In utero spina bifida closure appears to be generally well tolerated by the expectant mothers. Approximately 5% of fetuses have died from complications associated with uncontrollable labor and premature birth. An analysis of leg function in children treated prenatally revealed no significant difference from a set of historical control subjects who were treated with conventional postnatal repair.²⁷ However, many of the children evaluated in this series had lower limb paralysis at the time of the surgery, which may have diluted any possible benefit. In contrast, a series from the Children’s Hospital of Philadelphia suggested potentially improved leg function in patients with prenatally confirmed intact leg movement on ultrasound prior to fetal surgery.²⁸ Problems with delayed development of dermoid inclusion cysts and tethered cord may adversely affect outcome in the long term.²⁹ The preliminary experience suggests that children treated in utero have the same urodynamic abnormalities that are seen in conventionally treated children with spina bifida.^30,31 The incidence of the Chiari II malformation, and the need for shunting may be decreased,²³ but there are currently no long-term data.

Prior to the Management of Myelomeningocele Study (MOMS) trial,³² outcomes for spina bifida babies treated in utero were assessed relative to outcomes in conventionally treated, historical control subjects.⁸ Such comparisons are, however, prone to substantial biases because fetuses that undergo in utero closures represent a highly selected subset of cases. In addition, the medical management of spina bifida is continuously improving, making comparisons with historical control subjects particularly problematic.

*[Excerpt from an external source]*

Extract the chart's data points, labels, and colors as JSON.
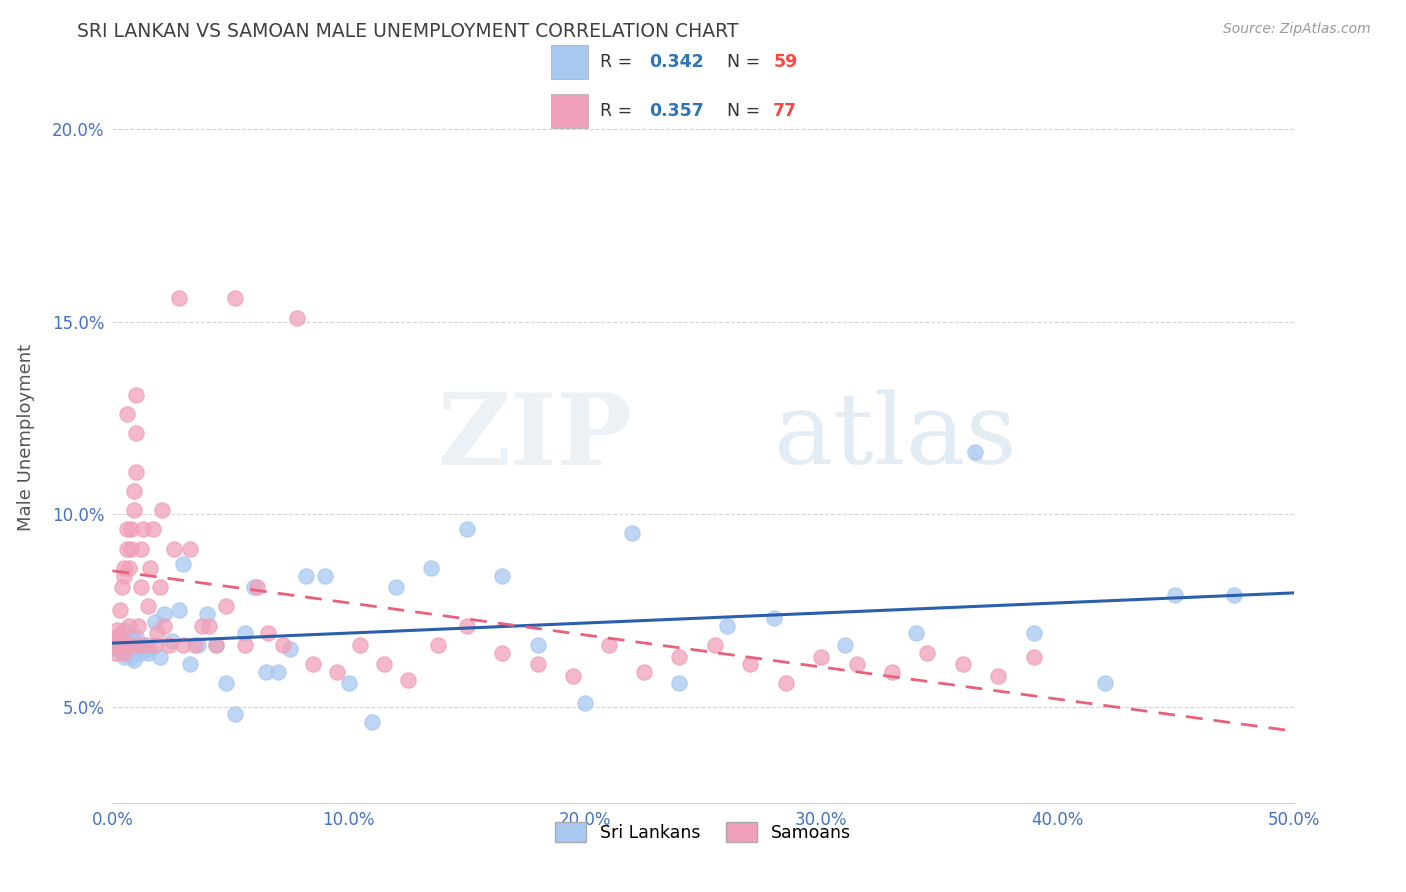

A consortium of three institutions (Children’s Hospital of Philadelphia, Vanderbilt, and University of California San Francisco) performed an unblinded, randomized, controlled trial of in utero treatment of spina bifida ([MOMS] to obtain definitive answers regarding the benefits of fetal myelomeningocele closure.³²). Pregnant women who receive a prenatal diagnosis of spina bifida between 16 and 25 weeks of gestation were randomized to either in utero repair at 19 to 25 weeks’ gestation or cesarean delivery after demonstration of lung maturity. The primary study end points were the need for a shunt procedure at 12 months, and fetal/infant death. Secondary end points included neurological function, cognitive outcome, and maternal morbidity. The intent to treat analysis demonstrated a significant risk reduction with regard to the primary endpoint, and the study was closed early due to efficacy of prenatal surgery. The prenatal surgery group benefited from decreased shunt requirement (40% versus 82%) and a higher proportion of normal hindbrain anatomy, and it was more likely to ambulate independently at 30 months compared to the postnatal group. There were no maternal deaths, and adverse neonatal outcomes were similar between groups; however, prenatal surgery was associated with more pregnancy complications, increased frequency of pre-term delivery, and a higher rate of respiratory distress syndrome in the neonate. To date, this is the only randomized study that demonstrates clear benefits of in utero treatment of spina bifida. These benefits were realized at experienced centers with strict inclusion criteria and must be carefully weighted against the higher rates of prematurity and maternal morbidity. Longer follow up is required to determine the longevity of these benefits as well as the effect on urinary function.